Di tepi Hutan Perak, pemuda desa bernama Liang Feng tanpa sengaja melepaskan Tianlong Mark yang merupakan tanda darah naga Kuno, ketika ia menyelamatkan roh rubah sakti bernama Bai Xue. Bersama, mereka dihadapkan pada ancaman bangkitnya Gerbang Utama, celah yang menghubungkan dunia manusia dan alam roh.
Dibimbing oleh sang bijak Nenek Li, Liang Feng dan Bai Xue menapaki perjalanan berbahaya seperti menetralkan Cawan Arus Roh di Celah Pertapa, mendaki lereng curam ke reruntuhan Kuil Naga, dan berjuang melawan roh "Koru" yang menghalangi segel suci.

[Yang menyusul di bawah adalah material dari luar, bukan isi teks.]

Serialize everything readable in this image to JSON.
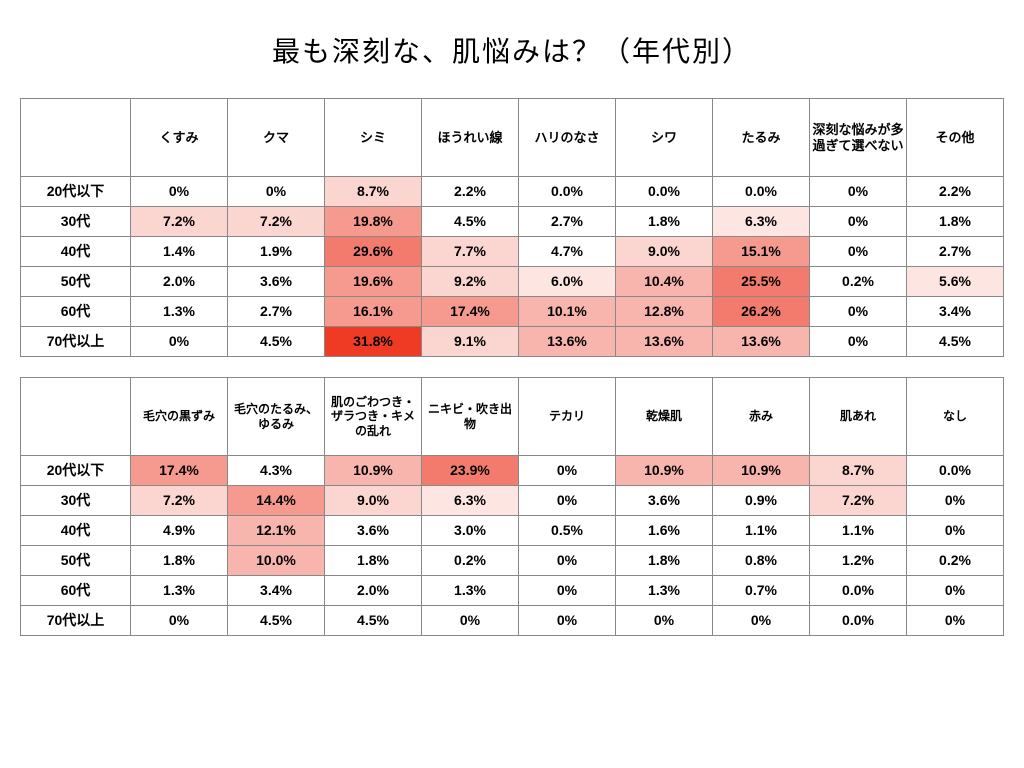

Karya ini diterbitkan atas izin NovelToon Hinjeki No Yuri, isi konten hanyalah pandangan pribadi pembuatnya, tidak mewakili NovelToon sendiri
Persiapan Memanjat Reruntuhan Kuil Naga untuk Menyegel Gerbang Utama
Liang Feng melangkah perlahan di halaman belakang pondok Nenek Li, setiap jejak kaki bersepatu kulitnya berjalan pelan di atas lempengan batu tua yang tak rata. Sinar matahari pagi menembus celah kanopi pepohonan, menciptakan bayangan bergerigi di atas barisan perlengkapan barang yang disusun rapi. Ditempat Tali-tali berlapis perak tergeletak terdapat kantong-kantong berisi ramuan penyembuh, setiap botolnya memantulkan kilau pegunungan, diapit oleh tumpukan jubah tebal anyaman sutra suci yang berpendar samar mengikuti hembusan angin. Di ujung lingkaran perlengkapan, Bai Xue duduk dengan anggun, ekornya yang berjumlah sembilan menekuk bak pita hidup, mata perakannya bersinar seolah mengandung kata antisipasi yang tak terucapkan.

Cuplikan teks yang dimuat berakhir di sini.